The Regression Table then shows the model equation coefficients, their t-stat and p-value of each term.  Now the p-values are not all low, the ESP^2 and ESP^3 terms are insignificant. The VIF values are also not under 10 and so collinearity is a concern.  

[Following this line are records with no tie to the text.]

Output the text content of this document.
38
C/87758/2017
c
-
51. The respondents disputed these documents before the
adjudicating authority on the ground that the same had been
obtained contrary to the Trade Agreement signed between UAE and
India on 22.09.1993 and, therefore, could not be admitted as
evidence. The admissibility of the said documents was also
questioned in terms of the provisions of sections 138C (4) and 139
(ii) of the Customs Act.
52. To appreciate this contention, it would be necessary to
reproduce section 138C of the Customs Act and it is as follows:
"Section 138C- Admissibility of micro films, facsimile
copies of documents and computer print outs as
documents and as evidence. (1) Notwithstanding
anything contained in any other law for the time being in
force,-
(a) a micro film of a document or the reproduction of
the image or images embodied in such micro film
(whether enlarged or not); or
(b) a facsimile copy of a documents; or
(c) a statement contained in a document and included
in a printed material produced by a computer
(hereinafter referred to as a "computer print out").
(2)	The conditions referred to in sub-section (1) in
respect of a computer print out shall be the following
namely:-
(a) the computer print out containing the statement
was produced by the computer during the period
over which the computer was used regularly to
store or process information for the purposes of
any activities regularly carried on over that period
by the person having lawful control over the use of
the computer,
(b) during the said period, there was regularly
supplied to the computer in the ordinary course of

### Summary Fitted Line Plot

Now create a fitted line plot with confidence intervals for the line and prediction intervals for values.  

In [None]:
st, data, ss2 = summary_table(creg, alpha=0.05)

fittedvalues = data[:, 2]
predict_mean_se  = data[:, 3]
predict_mean_ci_low, predict_mean_ci_upp = data[:, 4:6].T
predict_ci_low, predict_ci_upp = data[:, 6:8].T

x = df['ESP']
y = df['SCFM']

with Figure(6, 4) as (fig, ax):
    ax.plot(x, y, 'o')
    ax.plot(x, fittedvalues, 'b-', lw=2)
    ax.fill_between(x, predict_ci_upp, predict_ci_low, color = 'lightcyan')
    ax.fill_between(x, predict_mean_ci_upp, predict_mean_ci_low, color = 'skyblue')
    
    ax.set_xlabel("ESP")
    ax.set_ylabel("SCFM")
    ax.legend([
        'Data',
        f'$y = {cubic:.2f}x^3 + {quadratic:.2f}x^2 + {slope:.2f}x + {intercept:.2f}$',
        '95% prediction interval',
        '95% confidence interval'
    ])

# 4.0 Comparison of Models

We can compare the linear, quadratic and cubic models on their adjusted r2 and the standard error of the residuals.  Notice the cubic model is not the best.  

In [None]:
vstack(
    '#### Linear Regression',
    mqr.anova.adequacy(lreg),
    '#### Quadratic Regression',
    mqr.anova.adequacy(qreg),
    '#### Cubic Regression',
    mqr.anova.adequacy(creg),
)

As can be seen, the quadratic model has smallest residual error, and largest rsquared-adjusted, and is the most parsimonious model.  Even with more terms, the cubic model has larger residual error (fit worse).  Notice $r^2$ always got better with more terms, it is misleading. The $r^2_{adj}$ got worse with the cubic model.